Learning Generalizable and Efficient Image Watermarking via Hierarchical Two-Stage Optimization
Ke Liu, Xuanhan Wang, Qilong Zhang, Lianli Gao, Jingkuan Song
TL;DR
The paper tackles the challenge of learning based image watermarking that is simultaneously invisible, robust, and broadly applicable. It introduces Hierarchical Watermark Learning (HiWL), a two stage framework consisting of distribution alignment to fuse watermark messages with cover images in a latent space, and generalized watermark representation learning via RGB residuals to enable one shot embedding across diverse images.

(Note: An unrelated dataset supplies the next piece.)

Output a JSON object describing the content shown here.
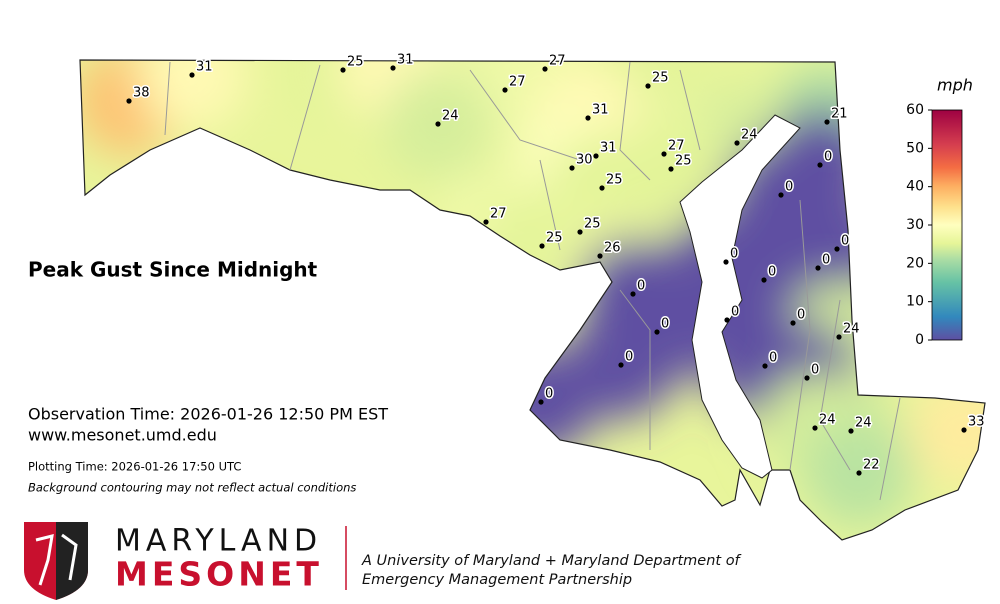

Empirical results show HiWL achieves about 7.6% higher watermark extraction accuracy than prior methods and can process 1000 images in 1 second, while maintaining high invisibility (PSNR around $37.86$ dB, SSIM around $0.969$) and strong robustness under 18 distortion types and cross domain transfers. This two stage design provides a scalable, low latency solution for practical watermarking with broad applicability across datasets and transformation scenarios.
Abstract
Deep image watermarking, which refers to enabling imperceptible watermark embedding and reliable extraction in cover images, has been shown to be effective for copyright protection of image assets. However, existing methods face limitations in simultaneously satisfying three essential criteria for generalizable watermarking: (1) invisibility (imperceptible hiding of watermarks), (2) robustness (reliable watermark recovery under diverse conditions), and (3) broad applicability (low latency in the watermarking process). To address these limitations, we propose a Hierarchical Watermark Learning (HiWL) framework, a two-stage optimization that enables a watermarking model to simultaneously achieve all three criteria. In the first stage, distribution alignment learning is designed to establish a common latent space with two constraints: (1) visual consistency between watermarked and non-watermarked images, and (2) information invariance across watermark latent representations. In this way, multimodal inputs -- including watermark messages (binary codes) and cover images (RGB pixels) -- can be effectively represented, ensuring both the invisibility of watermarks and robustness in the watermarking process. In the second stage, we employ generalized watermark representation learning to separate a unique representation of the watermark from the marked image in RGB space. Once trained, the HiWL model effectively learns generalizable watermark representations while maintaining broad applicability. Extensive experiments demonstrate the effectiveness of the proposed method. Specifically, it achieves 7.6% higher accuracy in watermark extraction compared to existing methods, while maintaining extremely low latency (processing 1000 images in 1 second).